Vision d'une transition
J’aborde souvent la permaculture sous l’angle agricole et/ou personnel, c’est à dire de chercher une manière soutenable de vivre sur un terrain.
Aujourd’hui, j’explore un peu plus d’autres pétales de la fleur permaculturelle. Un point moins exploré de la permaculture est la manière d’organiser collectivement des sociétés pour les rendre soutenables. Cela provient sûrement du contexte dans lequel a émergé la permaculture, qui est le contexte rural de l’Australie, où les terrains sont largement accessibles. Or le modèle de développement historique de la «vieille» Europe a produit des villes très denses, contrairement aux banlieues américaines par exemple.

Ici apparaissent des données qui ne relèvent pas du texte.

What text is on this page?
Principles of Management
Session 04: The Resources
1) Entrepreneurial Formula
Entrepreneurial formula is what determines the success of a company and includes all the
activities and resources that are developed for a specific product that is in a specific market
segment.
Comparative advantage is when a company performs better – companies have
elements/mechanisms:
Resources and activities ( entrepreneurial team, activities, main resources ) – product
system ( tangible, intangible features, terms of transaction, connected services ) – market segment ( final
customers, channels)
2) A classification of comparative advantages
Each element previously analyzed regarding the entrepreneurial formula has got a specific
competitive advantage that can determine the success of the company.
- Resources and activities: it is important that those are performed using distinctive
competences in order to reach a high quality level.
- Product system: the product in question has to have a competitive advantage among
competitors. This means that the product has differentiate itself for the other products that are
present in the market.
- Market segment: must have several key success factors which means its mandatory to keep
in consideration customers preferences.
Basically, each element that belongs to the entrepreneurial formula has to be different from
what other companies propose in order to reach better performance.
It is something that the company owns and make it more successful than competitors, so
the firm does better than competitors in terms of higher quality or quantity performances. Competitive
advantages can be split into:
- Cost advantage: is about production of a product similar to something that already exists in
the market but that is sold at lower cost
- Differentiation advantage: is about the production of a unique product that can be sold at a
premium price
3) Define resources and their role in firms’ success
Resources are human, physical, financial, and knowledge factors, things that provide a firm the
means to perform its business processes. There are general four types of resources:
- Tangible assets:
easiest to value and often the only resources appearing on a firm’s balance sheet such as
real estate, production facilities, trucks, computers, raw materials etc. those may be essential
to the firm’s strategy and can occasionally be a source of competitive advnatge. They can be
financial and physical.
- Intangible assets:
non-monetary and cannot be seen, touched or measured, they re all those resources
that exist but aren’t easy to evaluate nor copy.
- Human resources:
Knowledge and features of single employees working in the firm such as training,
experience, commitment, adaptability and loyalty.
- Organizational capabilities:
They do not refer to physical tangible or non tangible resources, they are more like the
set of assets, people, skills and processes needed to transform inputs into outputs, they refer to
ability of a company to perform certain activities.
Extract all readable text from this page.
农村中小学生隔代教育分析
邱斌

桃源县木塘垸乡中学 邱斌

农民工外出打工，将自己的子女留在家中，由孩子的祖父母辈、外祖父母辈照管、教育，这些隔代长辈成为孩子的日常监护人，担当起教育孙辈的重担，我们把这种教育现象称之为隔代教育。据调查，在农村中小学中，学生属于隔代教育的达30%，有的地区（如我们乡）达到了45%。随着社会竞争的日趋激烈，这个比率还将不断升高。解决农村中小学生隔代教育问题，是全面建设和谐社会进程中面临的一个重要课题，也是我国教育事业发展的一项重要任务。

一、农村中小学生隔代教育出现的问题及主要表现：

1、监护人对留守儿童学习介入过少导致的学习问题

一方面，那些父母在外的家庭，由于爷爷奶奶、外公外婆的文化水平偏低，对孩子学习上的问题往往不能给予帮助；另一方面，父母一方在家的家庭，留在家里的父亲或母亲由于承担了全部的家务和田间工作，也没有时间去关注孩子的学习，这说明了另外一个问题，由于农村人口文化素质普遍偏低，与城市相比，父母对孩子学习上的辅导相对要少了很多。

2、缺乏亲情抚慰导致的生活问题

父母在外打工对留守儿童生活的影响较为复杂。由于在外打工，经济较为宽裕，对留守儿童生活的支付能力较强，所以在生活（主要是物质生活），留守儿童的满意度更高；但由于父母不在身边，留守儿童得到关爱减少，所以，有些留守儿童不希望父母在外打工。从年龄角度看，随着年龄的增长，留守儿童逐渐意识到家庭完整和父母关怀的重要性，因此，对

Il n’est donc pas étonnant que ce soit d’Angleterre qu’ait émergé le concept des villes en transition (Transition Towns). Les villes en transition (VeT) sont une application de la permaculture aux villes (voir à des quartiers, des régions, …), dans le but de rendre ces dernières résilientes en vue des deux défis majeurs auxquels sera confronté l’humanité, qui sont la descente énergétique et le dérèglement climatique.
Les initiatives de VeT innovent sur plusieurs points, selon moi :
- Elles prennent en compte la double crise, et permettent donc de chercher des solutions réalistes. Le fait de transformer du gaz naturel et du charbon en pétrole aggravera le problème du dérèglement climatique; et les solutions à ce dernier doivent prendre en compte le futur contexte de descente énergétique, qui limitera les grosses mise en oeuvres technologiques.
- Elles s’adressent aux communautés. Ce n’est ni une démarche personnelle, ni une démarche qui vise un changement orchestré par des élites politiques (via des réglementations). Les initiatives visent à faire prendre conscience aux gens de la non soutenabilité de notre mode de vie, et leur offrent la possibilité de changer les choses eux-mêmes, de manière collective et concertée. Ce n’est pas la démarche choisie par les organisations écologistes qui ont une action de lobbying sur les autorités.
- Elles offrent une vision. Les organisations écologistes traditionnelles sont passées maîtres dans l’art de nous dépeindre un présent et un futur noirs. Ils le sont, le but n’est pas de nier les catastrophes présentes et à venir. Mais le fait est que cela n’arrange rien, ce n’est pas parce que l’on sait que l’on agit (cf. les dépendances aux drogues dures), et un sentiment d’impuissance n’aide pas les gens à agir. L’intérêt des initiatives de VeT est qu’elles intègrent le côté psychologique du choc qu’est la révélation de la descente énergétique et de ses répercutions sur le monde que l’on connaît. Elles incluent également des visions de ce que pourrait être un futur plus souhaitable, si certaines décisions et actions sont effectuées dans un laps de temps déterminé. Elles tournent les crises en opportunités.
Les initiatives de transition se basent sur une suite d’étapes qui sont, de manière résumée, de constituer un groupe de pilotage de gens informés; de sensibiliser les gens aux conséquences des deux crises, par des projections par exemple; d’organiser un «grand déchaînement» ouvert au public dans lequel l’initiative sera officiellement lancée, créant une synergie avec la communauté; de former des groupes dédiés (alimentation, transport, etc.) indépendants; d’organiser des événements; de lancer une grande réappropriation des savoirs et des techniques; de définir un plan de descente énergétique basé sur les travaux des différentes groupes, et qui définit une vision de transition pour les années à venir.
Tout comme la permaculture, les initiatives de VeT sont malheureusement peu connues en France, mais cela commence à changer.
Un groupe de discussion s’est formé, qui coordonne des traductions de documents, notamment le guide des initiatives de transition. Un site francophone, dont le but est d’être le portail des initiatives de transition, a récemment été lancé. Il y a quelques mois, la revue silence a fait un dossier sur les VeT dans un de ces numéros. Une bonne introduction est disponible dans cet article qui présente le premier livre du mouvement, The Transition Handbook.